Whether you’re a foundation or a non-profit, there is an amazing community around your organization. The people and organizations in that community have wonderful stories to share that can strengthen the bonds that they feel to your organization’s mission and vision.
Catalogue for Philanthropy decided that they wanted to bring their community together through an innovative storytelling social media initiative called #whatsupwednesday. Today Aline Newman, Director of Marketing and Communications at the Catalogue for Philanthropy, is joining us for Q & A about their project.
What inspired the Catalogue of Philanthropy to start #whatsupwednesday?
Answer: At the Catalogue for Philanthropy: Greater Washington, our mission is to connect citizens with worthy community causes. Each November we feature ~75 of Greater Washington’s best small charities in a Catalogue that is distributed to over 25,000 people in the region (charities are selected out of 200 applicants, each of which are thoroughly vetted by a team of reviewers).
While interest in charitable giving is traditionally highest during the holiday season (when our Catalogue is distributed), we wanted a way to keep people informed about the everyday work that our charities do during the other 11 months of the year. We created #whatsupwednesday as a social storytelling platform that our network of more than 300 charities can use to promote their cause and engage audiences on a regular basis.
How it works: Each Wednesday, we invite charities to submit photos or short videos of — as the name implies – “what’s up” that week. Photos could represent something as big as achieving a major organizational milestone, or something as simple as welcoming a new staff member to the team. At the end of the day on Wednesday, we create a video montage of all submissions (using our Animoto.com nonprofit account), and supplement it with a blog post highlighting each organization in a bit more detail. We created a basic framework (#whatsupwednesday guidelines) for participants to use as a guide. Here are some recent posts: August 6th (blog and video), August 20th (blog and video).
What kind of results/outcomes have you seen from organizing this?
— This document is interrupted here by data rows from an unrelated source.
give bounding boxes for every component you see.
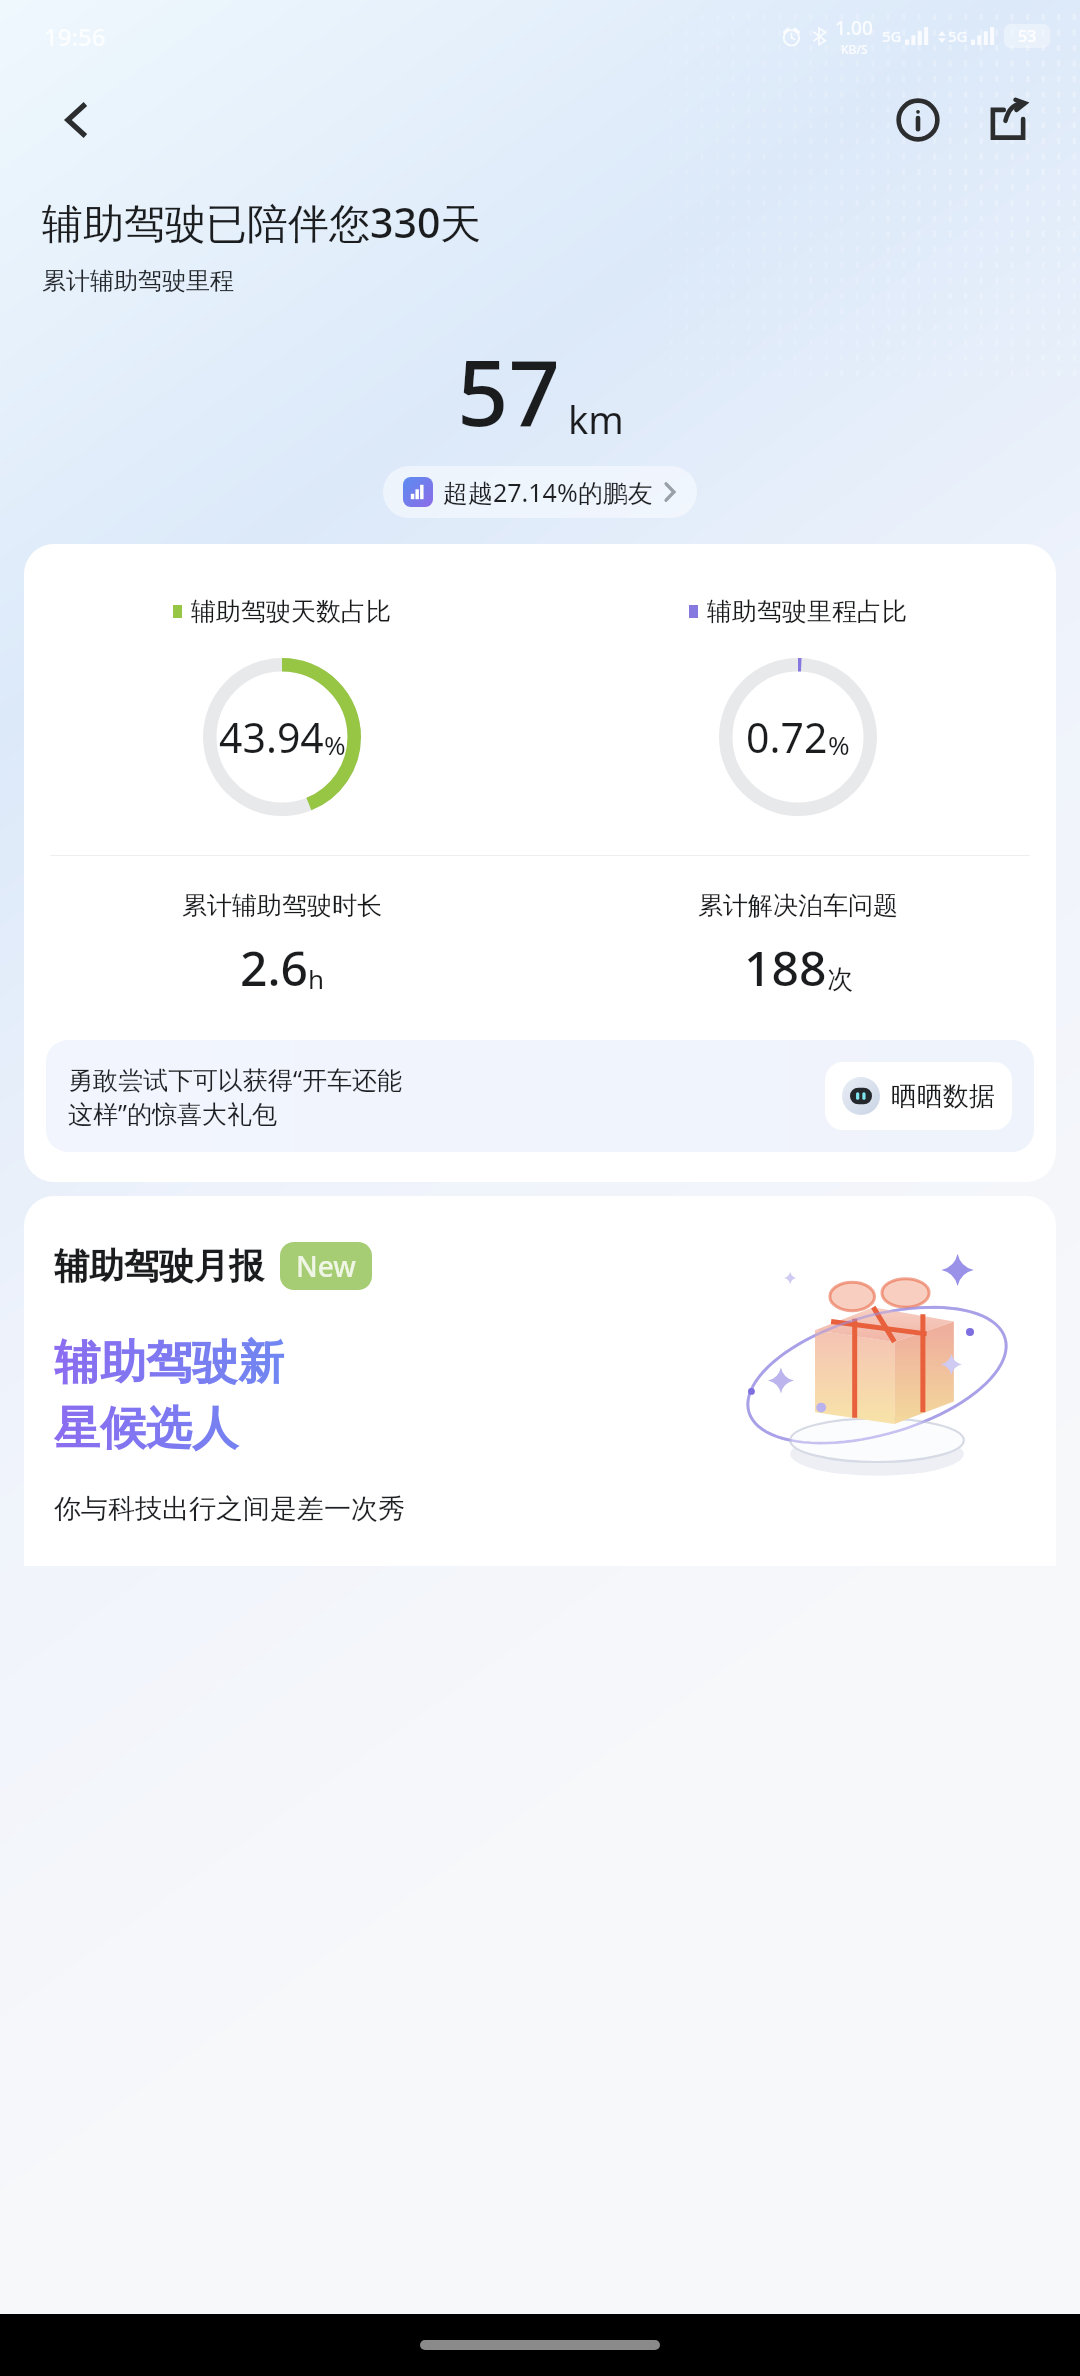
staticText: 超越27.14%的鹏友 (443, 475, 653, 509)
button[interactable]: 晒晒数据 (825, 1062, 1012, 1130)
staticText: 累计解决泊车问题 (698, 890, 898, 921)
staticText: 次 (827, 963, 853, 996)
staticText: 这样”的惊喜大礼包 (68, 1096, 277, 1130)
staticText: 0.72 (746, 709, 828, 765)
staticText: 53 (1018, 25, 1037, 47)
staticText: 晒晒数据 (891, 1080, 995, 1113)
staticText: 57 (457, 330, 560, 453)
staticText: 辅助驾驶新 (54, 1334, 284, 1392)
staticText: 辅助驾驶里程占比 (707, 596, 907, 627)
button[interactable]: 勇敢尝试下可以获得“开车还能 (46, 1040, 1034, 1152)
staticText: 累计辅助驾驶里程 (42, 266, 234, 296)
staticText: 2.6 (240, 935, 308, 1000)
staticText: h (308, 961, 325, 996)
staticText: 5G (882, 26, 902, 46)
button[interactable]: 辅助驾驶月报 (24, 1196, 1056, 1566)
staticText: 5G (948, 26, 968, 46)
staticText: KB/S (841, 41, 868, 57)
staticText: 星候选人 (54, 1400, 238, 1458)
staticText: 1.00 (835, 15, 873, 41)
staticText: 累计辅助驾驶时长 (182, 890, 382, 921)
staticText: New (296, 1247, 356, 1285)
staticText: % (828, 727, 850, 762)
staticText: km (568, 393, 624, 445)
button[interactable]: Share (972, 84, 1044, 156)
staticText: 43.94 (219, 709, 324, 765)
staticText: 辅助驾驶天数占比 (191, 596, 391, 627)
staticText: 188 (744, 935, 827, 1000)
staticText: 辅助驾驶已陪伴您330天 (42, 194, 482, 250)
button[interactable]: Info (882, 84, 954, 156)
staticText: 19:56 (44, 20, 106, 53)
staticText: % (324, 727, 346, 762)
button[interactable]: 超越27.14%的鹏友 (383, 466, 697, 518)
button[interactable]: Back (40, 84, 112, 156)
staticText: 你与科技出行之间是差一次秀 (54, 1492, 405, 1526)
staticText: 辅助驾驶月报 (54, 1244, 264, 1288)
staticText: 勇敢尝试下可以获得“开车还能 (68, 1062, 402, 1096)
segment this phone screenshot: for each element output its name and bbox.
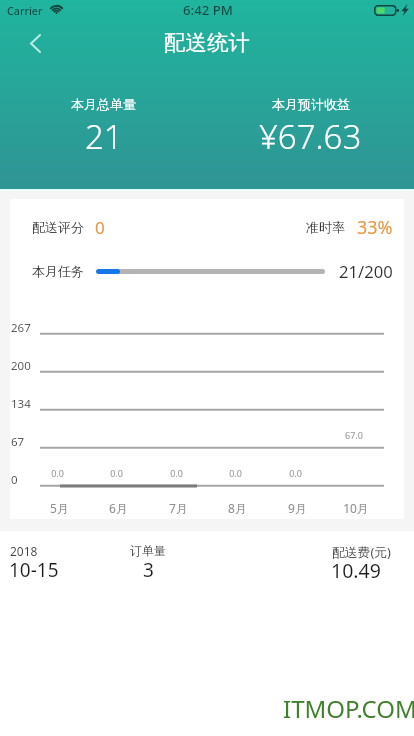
staticText: 6月 <box>109 500 128 516</box>
staticText: 0 <box>11 472 18 488</box>
staticText: 10-15 <box>9 557 59 583</box>
staticText: ¥67.63 <box>259 114 362 159</box>
staticText: 订单量 <box>130 543 166 558</box>
staticText: 本月任务 <box>32 263 84 279</box>
staticText: 7月 <box>169 500 188 516</box>
staticText: 0.0 <box>170 467 183 479</box>
staticText: 2018 <box>10 543 38 559</box>
staticText: 134 <box>11 396 31 412</box>
staticText: 67.0 <box>345 429 363 441</box>
staticText: 10.49 <box>331 557 381 584</box>
staticText: 67 <box>11 434 25 450</box>
staticText: 0.0 <box>51 467 64 479</box>
staticText: 准时率 <box>306 219 345 235</box>
staticText: Carrier <box>7 4 43 19</box>
staticText: 33% <box>357 215 393 240</box>
staticText: 0 <box>95 216 105 239</box>
staticText: 21/200 <box>339 260 393 283</box>
staticText: 3 <box>143 557 154 583</box>
staticText: ITMOP.COM <box>283 692 414 725</box>
staticText: 本月预计收益 <box>272 96 350 112</box>
staticText: 8月 <box>228 500 247 516</box>
staticText: 0.0 <box>110 467 123 479</box>
staticText: 0.0 <box>289 467 302 479</box>
staticText: 配送评分 <box>32 219 84 235</box>
staticText: 0.0 <box>229 467 242 479</box>
staticText: 配送费(元) <box>332 543 391 560</box>
staticText: 本月总单量 <box>71 96 136 112</box>
staticText: 6:42 PM <box>183 1 233 19</box>
staticText: 9月 <box>288 500 307 516</box>
staticText: 配送统计 <box>164 29 250 56</box>
staticText: 200 <box>11 358 31 374</box>
button[interactable]: Back <box>14 22 56 64</box>
staticText: 21 <box>85 114 123 159</box>
staticText: 10月 <box>343 500 369 516</box>
staticText: 267 <box>11 320 31 336</box>
staticText: 5月 <box>50 500 69 516</box>
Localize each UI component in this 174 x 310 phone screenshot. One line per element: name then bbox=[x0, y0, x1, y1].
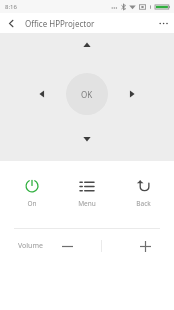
staticText: Back bbox=[136, 199, 151, 208]
button[interactable]: Right bbox=[122, 81, 142, 107]
button[interactable]: Left bbox=[32, 81, 52, 107]
button[interactable]: OK bbox=[66, 73, 108, 115]
staticText: Office HPProjector bbox=[25, 18, 95, 29]
button[interactable]: On bbox=[8, 175, 56, 210]
staticText: On bbox=[27, 199, 37, 208]
button[interactable]: Volume up bbox=[128, 229, 162, 263]
button[interactable]: Up bbox=[74, 35, 100, 55]
button[interactable]: Back bbox=[119, 175, 167, 210]
button[interactable]: Volume down bbox=[50, 229, 84, 263]
staticText: Volume bbox=[18, 241, 43, 251]
button[interactable]: Down bbox=[74, 129, 100, 149]
button[interactable]: Menu bbox=[63, 175, 111, 210]
staticText: 8:16 bbox=[5, 3, 17, 11]
staticText: Menu bbox=[78, 199, 96, 208]
button[interactable]: More options bbox=[154, 13, 174, 33]
button[interactable]: Back bbox=[2, 13, 20, 33]
staticText: OK bbox=[81, 89, 93, 100]
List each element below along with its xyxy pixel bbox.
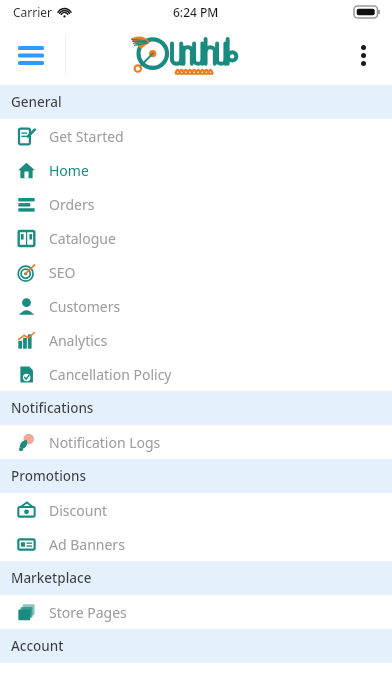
staticText: Orders — [49, 195, 95, 214]
button[interactable]: Get Started — [0, 119, 392, 153]
button[interactable]: Notification Logs — [0, 425, 392, 459]
button[interactable]: Store Pages — [0, 595, 392, 629]
staticText: Carrier — [13, 4, 53, 20]
staticText: Cancellation Policy — [49, 365, 172, 384]
staticText: Promotions — [11, 467, 87, 485]
button[interactable]: Analytics — [0, 323, 392, 357]
staticText: General — [11, 93, 62, 111]
staticText: Notification Logs — [49, 433, 161, 452]
staticText: 6:24 PM — [173, 4, 219, 20]
button[interactable]: Ad Banners — [0, 527, 392, 561]
button[interactable]: Home — [0, 153, 392, 187]
button[interactable]: Orders — [0, 187, 392, 221]
staticText: Ad Banners — [49, 535, 125, 554]
button[interactable]: Open navigation menu — [9, 33, 53, 77]
button[interactable]: Catalogue — [0, 221, 392, 255]
staticText: Home — [49, 161, 89, 180]
staticText: Analytics — [49, 331, 108, 350]
staticText: Customers — [49, 297, 121, 316]
button[interactable]: Customers — [0, 289, 392, 323]
button[interactable]: SEO — [0, 255, 392, 289]
staticText: Get Started — [49, 127, 124, 146]
staticText: Discount — [49, 501, 108, 520]
staticText: Account — [11, 637, 64, 655]
staticText: Catalogue — [49, 229, 116, 248]
staticText: Marketplace — [11, 569, 92, 587]
staticText: Notifications — [11, 399, 94, 417]
button[interactable]: Discount — [0, 493, 392, 527]
button[interactable]: Cancellation Policy — [0, 357, 392, 391]
button[interactable]: More options — [341, 33, 385, 77]
staticText: SEO — [49, 263, 76, 282]
staticText: Store Pages — [49, 603, 127, 622]
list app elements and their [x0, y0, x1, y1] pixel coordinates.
Answer: The response to this initiative has been positive from our charities and supporters alike. Our charities love that they have another platform to share their work (and that there’s very little required of them to participate), and our supporters love seeing content shared in a new, visual way. For the Catalogue, #whatsupwednesday is an easy way to gather fresh, user-generated content for our blog each week, and…best of all, we have fun putting it together!
Since #whatsupwednesday began over a month ago, we’ve seen steady increases across a number of key metrics:
- A 20 percent increase in new blog visitors on #whatsupwednesdays; and,
- An increase in time spent on our blog (the average #whatsupwednesday blog visitor spends 2.5 minutes on our site, which is a 187% increase vs. other blog posts during the same time period); and,
- A steady increase in followers and engagement on Facebook and Twitter (posts for #whatsupwednesday are among the most clicked/liked in 2014).
What tips would you share with other charities who want to start an online community building initiative like this?
Answer: Here are a few key tips I would offer:
- Set goals. Above all: Know what you want to achieve from your storytelling initiative. How does it move you forward in achieving a greater organizational goal?
- Take the “so what?” test. “Content-overload” is a very real challenge for communicators today, which is why it’s so important to make sure content is unique and relevant to the audiences you’re trying to reach (otherwise…it’s just noise!). Ask yourself, “Is this something my audience will care about, or something that makes them think ‘so what?’ and move on to the next item in their newsfeed?”
- Be flexible. Each week we learn what works – and what doesn’t – when it comes to aggregating content and promoting this initiative, and adjust our tactics accordingly (as long as they still help us achieve our overall goal, of course!).
- Make it easy for participants. Just because people are busy doesn’t necessarily mean they don’t want to participate in your initiative. It just means…they’re busy! Making it easy (and fun) for others to share their story is a critical part of any storytelling initiative.
Aline, thank you so much for joining us for today’s Q & A about #whatsupwednesday!